If marriage equality in English-speaking nations were a horse race, Australia would be coming up the rear. A complete non-shock to Aussies far and wide, the sunburnt land that birthed queer pride through the reinvigoration of ABBA and the desert march of three drag queens into the 1990s outback, is now faced with an ongoing battle towards achieving equality on the simple grounds of love.
As England and Wales celebrate their very recent victory in the House of Lords of becoming the 16th and 17th countries to allow same-sex marriage respectively, many of the world’s great economic powerhouses and cultural icons are fighting their own fight for their citizens to wed the one they love, regardless of gender.
Down Under, personalities have begun clashing with politics and the nation’s leaders are yet to follow suit with fellow antipodeans, New Zealand, and vote for change to the Marriage Act.
Dating back just less than ten years to May 2004, then Attorney-General Philip Ruddock altered the future of gay and lesbian Australians when he introduced a bill to amend the marriage act so as to define the union strictly between a man and a woman.
It was then in that windy Autumn that Australia’s race to marriage equality was pushed to the back of the starting gate and forced to leave other progressive nations to bolt on forward.
Zooming into the present, our wild brumby of a horse remains just as untamed as the day we caught her, and is still too stubborn to take any real leaps and bounds in the right direction, preferring that arguably more conservative countries step forward to claim their participant’s ribbons.
A more malicious slap across the face than seeing a ditzy bride cluck around at her hen night in a gay club, the sunny sister of Britain is widely known for her lavish pride festivals – Can you really tell me you’ve never heard of, or wanted to attend Sydney Mardi Gras and march along a strip so colourful and glitter-filled streets so that you wake up the next morning looking like a rainbow unicorn piñata?

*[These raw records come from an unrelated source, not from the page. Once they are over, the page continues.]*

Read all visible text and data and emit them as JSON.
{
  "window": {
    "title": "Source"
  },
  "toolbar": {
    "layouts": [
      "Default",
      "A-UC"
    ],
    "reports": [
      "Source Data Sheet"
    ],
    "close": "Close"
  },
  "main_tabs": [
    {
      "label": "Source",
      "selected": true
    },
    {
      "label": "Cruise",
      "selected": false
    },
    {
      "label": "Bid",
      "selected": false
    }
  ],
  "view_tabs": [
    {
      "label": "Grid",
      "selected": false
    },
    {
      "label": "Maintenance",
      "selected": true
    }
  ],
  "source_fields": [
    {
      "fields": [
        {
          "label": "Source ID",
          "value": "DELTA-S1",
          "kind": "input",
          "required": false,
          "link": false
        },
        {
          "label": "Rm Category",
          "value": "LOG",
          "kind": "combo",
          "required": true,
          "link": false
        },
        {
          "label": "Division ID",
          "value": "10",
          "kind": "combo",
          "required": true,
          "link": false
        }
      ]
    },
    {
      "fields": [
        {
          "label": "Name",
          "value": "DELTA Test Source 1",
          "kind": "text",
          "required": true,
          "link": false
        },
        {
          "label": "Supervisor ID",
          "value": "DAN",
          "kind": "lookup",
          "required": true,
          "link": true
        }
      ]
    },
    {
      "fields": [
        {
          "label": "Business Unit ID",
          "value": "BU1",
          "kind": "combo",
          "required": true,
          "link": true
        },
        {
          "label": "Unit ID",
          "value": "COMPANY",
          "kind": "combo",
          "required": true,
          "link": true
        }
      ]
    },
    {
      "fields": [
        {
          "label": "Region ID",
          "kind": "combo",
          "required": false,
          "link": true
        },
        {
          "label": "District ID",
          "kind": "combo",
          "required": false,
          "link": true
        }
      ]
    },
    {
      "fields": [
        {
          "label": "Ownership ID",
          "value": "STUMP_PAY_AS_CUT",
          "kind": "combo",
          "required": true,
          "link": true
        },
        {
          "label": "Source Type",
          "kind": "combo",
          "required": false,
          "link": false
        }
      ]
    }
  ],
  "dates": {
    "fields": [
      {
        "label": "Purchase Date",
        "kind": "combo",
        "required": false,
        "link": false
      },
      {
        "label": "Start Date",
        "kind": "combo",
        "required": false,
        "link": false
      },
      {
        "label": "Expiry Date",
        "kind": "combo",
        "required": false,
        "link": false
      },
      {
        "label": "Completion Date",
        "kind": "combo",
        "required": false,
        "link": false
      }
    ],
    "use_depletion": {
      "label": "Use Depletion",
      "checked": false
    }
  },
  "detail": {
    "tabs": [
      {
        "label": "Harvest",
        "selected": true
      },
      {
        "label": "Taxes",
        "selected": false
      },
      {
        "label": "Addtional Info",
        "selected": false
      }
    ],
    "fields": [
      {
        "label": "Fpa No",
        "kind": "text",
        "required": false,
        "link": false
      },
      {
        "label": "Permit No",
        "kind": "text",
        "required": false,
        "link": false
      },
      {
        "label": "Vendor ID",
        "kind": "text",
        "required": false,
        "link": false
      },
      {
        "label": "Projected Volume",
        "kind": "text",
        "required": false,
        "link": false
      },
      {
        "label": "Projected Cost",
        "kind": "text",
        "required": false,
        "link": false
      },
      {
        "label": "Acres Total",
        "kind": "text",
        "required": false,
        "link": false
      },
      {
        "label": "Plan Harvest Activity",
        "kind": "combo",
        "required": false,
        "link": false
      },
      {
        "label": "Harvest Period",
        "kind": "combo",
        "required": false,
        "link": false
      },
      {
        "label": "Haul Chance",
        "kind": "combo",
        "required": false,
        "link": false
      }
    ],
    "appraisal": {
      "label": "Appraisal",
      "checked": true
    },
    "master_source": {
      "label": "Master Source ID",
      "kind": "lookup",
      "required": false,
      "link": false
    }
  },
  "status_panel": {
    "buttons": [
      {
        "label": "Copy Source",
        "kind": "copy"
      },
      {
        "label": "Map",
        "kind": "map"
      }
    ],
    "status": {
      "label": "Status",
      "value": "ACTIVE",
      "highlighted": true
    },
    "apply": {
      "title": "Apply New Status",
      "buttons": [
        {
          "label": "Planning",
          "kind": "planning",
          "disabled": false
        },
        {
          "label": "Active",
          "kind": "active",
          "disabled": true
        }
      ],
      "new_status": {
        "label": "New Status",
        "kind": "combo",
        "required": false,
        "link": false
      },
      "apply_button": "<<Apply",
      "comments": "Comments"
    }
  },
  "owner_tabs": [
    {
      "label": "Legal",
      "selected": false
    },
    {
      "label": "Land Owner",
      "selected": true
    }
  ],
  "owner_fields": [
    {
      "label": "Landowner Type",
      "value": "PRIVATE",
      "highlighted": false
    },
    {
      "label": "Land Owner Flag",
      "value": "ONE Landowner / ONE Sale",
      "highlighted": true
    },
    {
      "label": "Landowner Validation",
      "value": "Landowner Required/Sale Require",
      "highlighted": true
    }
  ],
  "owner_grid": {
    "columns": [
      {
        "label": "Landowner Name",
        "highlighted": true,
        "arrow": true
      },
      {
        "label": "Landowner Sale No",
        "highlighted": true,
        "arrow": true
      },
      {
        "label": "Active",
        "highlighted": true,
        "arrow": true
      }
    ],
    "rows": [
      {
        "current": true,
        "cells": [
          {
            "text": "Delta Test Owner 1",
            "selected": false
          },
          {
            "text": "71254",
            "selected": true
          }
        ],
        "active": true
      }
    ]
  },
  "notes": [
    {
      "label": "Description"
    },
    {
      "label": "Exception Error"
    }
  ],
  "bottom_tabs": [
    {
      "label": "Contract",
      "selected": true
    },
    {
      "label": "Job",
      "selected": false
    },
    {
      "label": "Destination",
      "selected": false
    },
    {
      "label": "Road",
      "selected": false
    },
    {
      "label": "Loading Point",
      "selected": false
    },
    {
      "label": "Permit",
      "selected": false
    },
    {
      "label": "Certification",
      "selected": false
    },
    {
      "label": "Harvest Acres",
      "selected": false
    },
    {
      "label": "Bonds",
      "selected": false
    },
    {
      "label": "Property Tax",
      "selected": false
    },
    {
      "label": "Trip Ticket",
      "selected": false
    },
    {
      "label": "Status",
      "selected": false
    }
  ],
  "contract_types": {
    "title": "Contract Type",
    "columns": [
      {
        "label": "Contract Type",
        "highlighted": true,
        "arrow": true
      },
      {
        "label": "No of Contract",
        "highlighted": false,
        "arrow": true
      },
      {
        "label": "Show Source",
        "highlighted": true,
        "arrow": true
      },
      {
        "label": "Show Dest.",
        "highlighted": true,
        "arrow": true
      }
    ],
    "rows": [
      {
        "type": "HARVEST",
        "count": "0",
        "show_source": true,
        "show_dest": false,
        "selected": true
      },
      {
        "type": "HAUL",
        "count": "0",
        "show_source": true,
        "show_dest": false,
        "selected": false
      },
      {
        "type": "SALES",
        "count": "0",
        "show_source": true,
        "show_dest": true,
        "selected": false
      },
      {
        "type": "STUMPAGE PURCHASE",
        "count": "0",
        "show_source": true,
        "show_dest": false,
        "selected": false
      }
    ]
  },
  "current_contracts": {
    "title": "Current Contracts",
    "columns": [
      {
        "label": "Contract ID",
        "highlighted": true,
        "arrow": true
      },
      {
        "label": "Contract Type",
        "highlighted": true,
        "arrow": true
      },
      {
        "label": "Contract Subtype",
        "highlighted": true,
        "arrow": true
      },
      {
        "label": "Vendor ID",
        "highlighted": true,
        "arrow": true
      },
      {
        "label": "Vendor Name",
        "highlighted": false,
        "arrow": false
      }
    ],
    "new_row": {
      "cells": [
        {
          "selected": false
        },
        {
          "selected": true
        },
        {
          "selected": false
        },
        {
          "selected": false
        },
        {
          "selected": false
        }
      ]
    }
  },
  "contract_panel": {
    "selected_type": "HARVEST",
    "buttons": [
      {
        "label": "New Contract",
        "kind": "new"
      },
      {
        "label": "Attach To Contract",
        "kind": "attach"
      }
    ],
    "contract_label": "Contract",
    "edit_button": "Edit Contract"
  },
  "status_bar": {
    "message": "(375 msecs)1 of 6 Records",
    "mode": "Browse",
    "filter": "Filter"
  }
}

New South Welshmen and women aren’t the only Aussies who take great joy in celebrating their diversity with the world. But year in, year out as we slip behind in the rankings, we become more of a one-trick show pony, with less pizzazz and glamour as our wild scrubland spirit is slowly broken.
Every time the clock rolls around for another Mardi Gras season, Sydneysiders and their nationwide counterparts roll into town to share something special – and it isn’t the alphabet soup of STD’s that Google insists actually exist. It’s a common goal. One that we’re all certain is attainable within the next year… No, the next three. There’s one person standing in our way, and it isn’t the current prime minister.
Leader of the opposition, Tony Abbott, has a steady backing of constituents following the other major party’s recent ousting of Julia Gillard and reeling in Kevin Rudd (also known as Kevin ’07) again.
A simple mention of the name Abbott is enough to visibly see spines shiver and tears of upmost hate fill someone’s eyes.
This is the man who, in 2013, will not vow to remove his conservative Christian agenda from his voting standards and look at all Australians as equal. For a man that has a well-known lesbian politician sister and daughters who wish to see him change his stance on same-sex unions, he’s not budging – and if you’re to do an internet search of ‘Tony Abbott in budgie smugglers’ you’ll understand how this man can permanently scar you.
Known as the Mad Monk, he’ll be facing good ol’ Kevin 07’ in a federal election sometime within the next year. It is there that our fight truly begins. Only a few months ago, prior to his reinstatement as PM, Rudd announced that despite his previously conflicted views on same-sex unions because of his Christian upbringing, he has come to understand the importance of recognising all Aussies in the union of marriage.
For those of us on the opposite side of the world, perhaps now you can all understand our dilemma. Be ruled by a man who lacks the competence of realising this is a secular nation, or vote for a man in charge of a political party with as much stability as a one-thousand-year-old rope footbridge in the mountains of Peru.
Until Abbott gives up his conservative agenda and allows a conscience vote on the issue, we can only hope that we might have a fighting chance with the rope footbridge party. At least Rudd has the backup plan of a referendum.
As we all know when it comes to the cricket pitch or rugby field, Australia’s a sore loser. Perhaps it best we give the horse, and by horse we mean Mr. Abbott, a bigger kick in the side if the green and gold jockey is to ever gallop over the equality finish line.